Integrate existing alerts into Asserts
Grafana Cloud

Integrate existing alerts into Asserts

When you use Asserts, it proactively identifies problems and displays signals related to them. These problems can include saturation and software rollouts causing issues, such as increased memory usage and errors. You can use the RCA workbench to investigate these issues.

If you used other Grafana Observability offerings prior to using Asserts, you may have existing alerts that you want to view on the RCA workbench to aid root cause analysis.

In this scenario, we recommend that you duplicate the alert recording rules and then add labels for them to display on the RCA workbench. This method preserves any notifications that you may have set up outside of Asserts.

Labels to add to the alert rule

You must add the following labels to a copy of an existing alert for it to display in Asserts.

  1. asserts_entity_type
  2. asserts_alert_category
  3. asserts_severity

Set the value for these labels based on the answers to the following questions:

QuestionPossible answers
To what entity type would you like to attribute the problem detected by this alert?Node, Service, Pod, ServiceInstance, Volume, Namespace, NodeGroup, KubeCluster, DataSource
What is the category of the problem detected by this alert?
  • saturation: A resource is limited and its usage is approaching the limit. Resources include CPU, memory, disk, number of connections, and so on.
  • error: This category classifies application errors, server errors, client errors, and so on.
  • failure: The system’s current state is in deviation from its desired state. For example, in Kubernetes, the number of replicas is less than the number of configured replicas. Another example is when Redis running in a cluster mode does not have a Master.
What is the severity of the problem?Asserts supports two severity levels: critical and warning
Does the alert expression return a label that has the entity name?
  • Node: node and/or instance
  • Service: service or job
  • ServiceInstance: service or job, and instance
  • Pod: pod
  • Volume: volume
  • Namespace: namespace
Is the alert expression returning the Asserts scope labels: asserts_env, asserts_site, and namespace?
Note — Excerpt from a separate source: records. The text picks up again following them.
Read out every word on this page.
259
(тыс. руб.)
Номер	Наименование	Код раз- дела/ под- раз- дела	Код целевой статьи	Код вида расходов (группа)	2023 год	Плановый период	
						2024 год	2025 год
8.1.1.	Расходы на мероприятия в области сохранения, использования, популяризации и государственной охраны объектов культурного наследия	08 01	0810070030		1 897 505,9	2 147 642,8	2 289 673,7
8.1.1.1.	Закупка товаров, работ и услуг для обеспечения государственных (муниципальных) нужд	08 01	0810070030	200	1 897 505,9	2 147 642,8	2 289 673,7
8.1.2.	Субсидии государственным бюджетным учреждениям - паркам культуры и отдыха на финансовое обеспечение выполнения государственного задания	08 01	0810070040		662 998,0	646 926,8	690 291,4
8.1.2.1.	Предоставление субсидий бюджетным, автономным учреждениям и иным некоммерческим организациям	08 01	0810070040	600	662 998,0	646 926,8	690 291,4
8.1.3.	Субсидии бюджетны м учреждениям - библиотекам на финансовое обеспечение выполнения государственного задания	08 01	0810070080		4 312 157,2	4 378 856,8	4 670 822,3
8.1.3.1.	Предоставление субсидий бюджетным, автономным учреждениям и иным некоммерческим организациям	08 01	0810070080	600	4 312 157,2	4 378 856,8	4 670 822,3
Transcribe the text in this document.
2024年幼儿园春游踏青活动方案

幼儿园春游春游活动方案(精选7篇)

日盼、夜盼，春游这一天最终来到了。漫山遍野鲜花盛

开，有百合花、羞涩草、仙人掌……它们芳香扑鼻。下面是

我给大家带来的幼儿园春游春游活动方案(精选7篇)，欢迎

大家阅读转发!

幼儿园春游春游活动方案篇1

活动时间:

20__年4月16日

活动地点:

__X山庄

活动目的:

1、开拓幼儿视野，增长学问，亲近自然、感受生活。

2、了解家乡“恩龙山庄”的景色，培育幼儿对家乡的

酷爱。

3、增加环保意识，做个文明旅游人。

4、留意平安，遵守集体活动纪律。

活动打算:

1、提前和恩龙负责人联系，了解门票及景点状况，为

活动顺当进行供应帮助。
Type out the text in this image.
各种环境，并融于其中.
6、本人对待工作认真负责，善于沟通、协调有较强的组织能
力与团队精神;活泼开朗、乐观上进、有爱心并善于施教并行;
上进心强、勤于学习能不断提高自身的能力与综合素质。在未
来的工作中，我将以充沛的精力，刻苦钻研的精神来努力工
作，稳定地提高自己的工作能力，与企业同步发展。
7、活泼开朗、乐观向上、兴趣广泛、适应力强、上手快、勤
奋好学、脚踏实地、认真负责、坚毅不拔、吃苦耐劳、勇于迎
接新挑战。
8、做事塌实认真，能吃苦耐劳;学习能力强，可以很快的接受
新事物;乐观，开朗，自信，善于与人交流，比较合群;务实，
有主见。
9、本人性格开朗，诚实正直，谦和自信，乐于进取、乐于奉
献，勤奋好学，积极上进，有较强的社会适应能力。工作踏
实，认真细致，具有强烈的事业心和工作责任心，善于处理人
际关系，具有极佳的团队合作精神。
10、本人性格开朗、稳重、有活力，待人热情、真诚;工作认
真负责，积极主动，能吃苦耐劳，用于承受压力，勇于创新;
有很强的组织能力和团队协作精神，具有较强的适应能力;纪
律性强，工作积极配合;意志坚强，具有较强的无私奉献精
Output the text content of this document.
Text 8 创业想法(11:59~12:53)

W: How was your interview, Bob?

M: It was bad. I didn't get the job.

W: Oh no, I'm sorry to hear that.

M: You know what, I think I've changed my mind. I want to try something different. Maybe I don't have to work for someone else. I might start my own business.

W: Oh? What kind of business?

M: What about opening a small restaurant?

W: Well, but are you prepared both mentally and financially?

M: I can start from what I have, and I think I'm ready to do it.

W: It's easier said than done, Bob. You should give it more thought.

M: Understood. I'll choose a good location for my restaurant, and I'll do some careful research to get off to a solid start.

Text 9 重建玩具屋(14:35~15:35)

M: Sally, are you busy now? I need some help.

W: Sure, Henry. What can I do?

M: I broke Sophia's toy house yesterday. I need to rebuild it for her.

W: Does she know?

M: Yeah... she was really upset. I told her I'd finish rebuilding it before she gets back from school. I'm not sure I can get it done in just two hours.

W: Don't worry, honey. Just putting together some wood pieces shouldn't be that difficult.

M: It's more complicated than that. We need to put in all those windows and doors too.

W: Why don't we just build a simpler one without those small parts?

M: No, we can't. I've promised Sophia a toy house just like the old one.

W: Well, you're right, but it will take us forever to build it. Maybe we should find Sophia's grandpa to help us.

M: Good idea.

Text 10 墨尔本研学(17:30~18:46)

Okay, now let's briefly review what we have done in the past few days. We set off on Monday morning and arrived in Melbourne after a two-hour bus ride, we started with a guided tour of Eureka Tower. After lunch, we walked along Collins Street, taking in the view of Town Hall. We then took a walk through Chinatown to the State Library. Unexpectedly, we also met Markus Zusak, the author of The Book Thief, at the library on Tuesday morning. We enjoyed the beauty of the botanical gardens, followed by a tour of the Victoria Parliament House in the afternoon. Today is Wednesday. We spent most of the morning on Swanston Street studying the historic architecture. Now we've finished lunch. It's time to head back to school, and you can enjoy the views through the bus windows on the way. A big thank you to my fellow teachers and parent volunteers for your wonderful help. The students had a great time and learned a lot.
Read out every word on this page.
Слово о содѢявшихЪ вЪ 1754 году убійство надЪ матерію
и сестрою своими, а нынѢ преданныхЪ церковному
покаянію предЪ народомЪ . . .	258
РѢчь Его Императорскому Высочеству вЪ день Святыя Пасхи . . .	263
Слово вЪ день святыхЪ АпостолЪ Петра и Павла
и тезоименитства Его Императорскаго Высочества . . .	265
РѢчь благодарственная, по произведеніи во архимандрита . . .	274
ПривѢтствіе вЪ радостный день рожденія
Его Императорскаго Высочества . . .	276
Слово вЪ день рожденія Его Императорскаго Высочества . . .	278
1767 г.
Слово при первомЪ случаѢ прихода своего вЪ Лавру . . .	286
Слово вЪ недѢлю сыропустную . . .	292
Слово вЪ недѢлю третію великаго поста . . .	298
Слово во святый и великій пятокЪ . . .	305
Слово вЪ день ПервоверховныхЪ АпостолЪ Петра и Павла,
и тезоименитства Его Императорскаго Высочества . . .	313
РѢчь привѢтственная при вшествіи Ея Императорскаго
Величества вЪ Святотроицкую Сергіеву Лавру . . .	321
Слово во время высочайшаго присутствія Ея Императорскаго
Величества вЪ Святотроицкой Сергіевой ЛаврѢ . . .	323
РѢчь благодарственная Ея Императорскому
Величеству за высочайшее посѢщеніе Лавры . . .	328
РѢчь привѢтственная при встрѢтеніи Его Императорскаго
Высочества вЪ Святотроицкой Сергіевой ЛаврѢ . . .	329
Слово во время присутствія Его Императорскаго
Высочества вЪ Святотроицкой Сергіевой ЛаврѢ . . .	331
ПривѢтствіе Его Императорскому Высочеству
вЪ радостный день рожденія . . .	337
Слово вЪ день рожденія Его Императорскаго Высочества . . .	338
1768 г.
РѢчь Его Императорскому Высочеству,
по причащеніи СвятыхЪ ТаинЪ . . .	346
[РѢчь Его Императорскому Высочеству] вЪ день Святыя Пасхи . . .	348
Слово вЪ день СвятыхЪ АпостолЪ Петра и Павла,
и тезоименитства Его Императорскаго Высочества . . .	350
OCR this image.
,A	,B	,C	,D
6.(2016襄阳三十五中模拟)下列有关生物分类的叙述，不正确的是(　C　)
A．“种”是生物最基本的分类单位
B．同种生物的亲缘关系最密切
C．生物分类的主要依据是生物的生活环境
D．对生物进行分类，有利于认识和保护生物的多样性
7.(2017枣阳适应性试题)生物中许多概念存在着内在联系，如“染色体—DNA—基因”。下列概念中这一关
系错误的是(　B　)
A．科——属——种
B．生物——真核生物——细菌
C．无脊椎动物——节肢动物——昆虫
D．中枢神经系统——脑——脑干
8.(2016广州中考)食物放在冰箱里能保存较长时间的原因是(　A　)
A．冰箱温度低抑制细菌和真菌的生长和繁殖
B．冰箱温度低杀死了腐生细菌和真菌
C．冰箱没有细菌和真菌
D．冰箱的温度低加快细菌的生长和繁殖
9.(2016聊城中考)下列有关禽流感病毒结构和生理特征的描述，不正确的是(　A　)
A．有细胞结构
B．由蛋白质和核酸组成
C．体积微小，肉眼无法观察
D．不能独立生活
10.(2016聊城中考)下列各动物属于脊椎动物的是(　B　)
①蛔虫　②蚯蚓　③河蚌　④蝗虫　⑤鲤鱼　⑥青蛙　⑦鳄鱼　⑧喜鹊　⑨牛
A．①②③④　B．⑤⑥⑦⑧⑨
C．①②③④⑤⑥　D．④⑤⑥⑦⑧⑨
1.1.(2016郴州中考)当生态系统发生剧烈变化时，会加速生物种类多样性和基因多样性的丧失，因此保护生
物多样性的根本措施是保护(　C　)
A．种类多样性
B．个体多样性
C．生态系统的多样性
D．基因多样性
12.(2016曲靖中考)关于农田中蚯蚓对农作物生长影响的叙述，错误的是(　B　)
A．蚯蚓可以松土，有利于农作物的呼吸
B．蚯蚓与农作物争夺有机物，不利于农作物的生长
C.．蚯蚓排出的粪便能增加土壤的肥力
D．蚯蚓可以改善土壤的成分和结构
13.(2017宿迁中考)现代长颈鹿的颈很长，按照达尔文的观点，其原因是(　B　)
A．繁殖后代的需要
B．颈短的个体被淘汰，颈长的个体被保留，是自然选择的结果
If the alert expression has aggregations like sum/min/max/avg by/without(), do these aggregations return the above labels?

If the answer is no, you must change the alert expression to retain these labels.

For example, change sum by(job, instance)(memory_usage) to sum by(asserts_env, asserts_site, namespace, job, instance)(memory_usage).

namespace is mostly relevant for Kubernetes.

Example: Service entity

The following example represents an alert on a Service entity:

output
# Redis Master Missing
# Note this covers both cluster mode and HA mode, thus we are counting by redis_mode

- alert: RedisMissingMaster
   expr: |-
     count by (job, service, redis_mode, namespace, asserts_env, asserts_site) (
       redis_instance_info{asserts_env!="", role="master"}
     ) == 0
  for: 1m
  labels:
     asserts_severity: critical
     asserts_entity_type: Service
     asserts_alert_category: failure

Example: Node entity

The following example represents an alert on a Node entity. In the example, no aggregation is occurring, so the alert has all of the metrics in the source metric and only static labels are added.

output
- alert: HostNetworkReceiveErrors
  expr: rate(node_network_receive_errs_total{asserts_env!=""}[5m]) * 300 > 0
  for: 5m
  labels:
    asserts_severity: warning
    asserts_entity_type: Node
    asserts_alert_category: failure

Before you begin

Before you begin, ensure that you are familiar with Grafana Alerts and the RCA workbench.

Steps

  1. Sign in to Grafana Cloud and click Alerts & IRM > Alerting > Alert rules.
  2. Choose an alert and then select a recording rule to edit.
  3. Click More > Duplicate.
  4. Edit the new recording rule to include the labels as described in the above sections.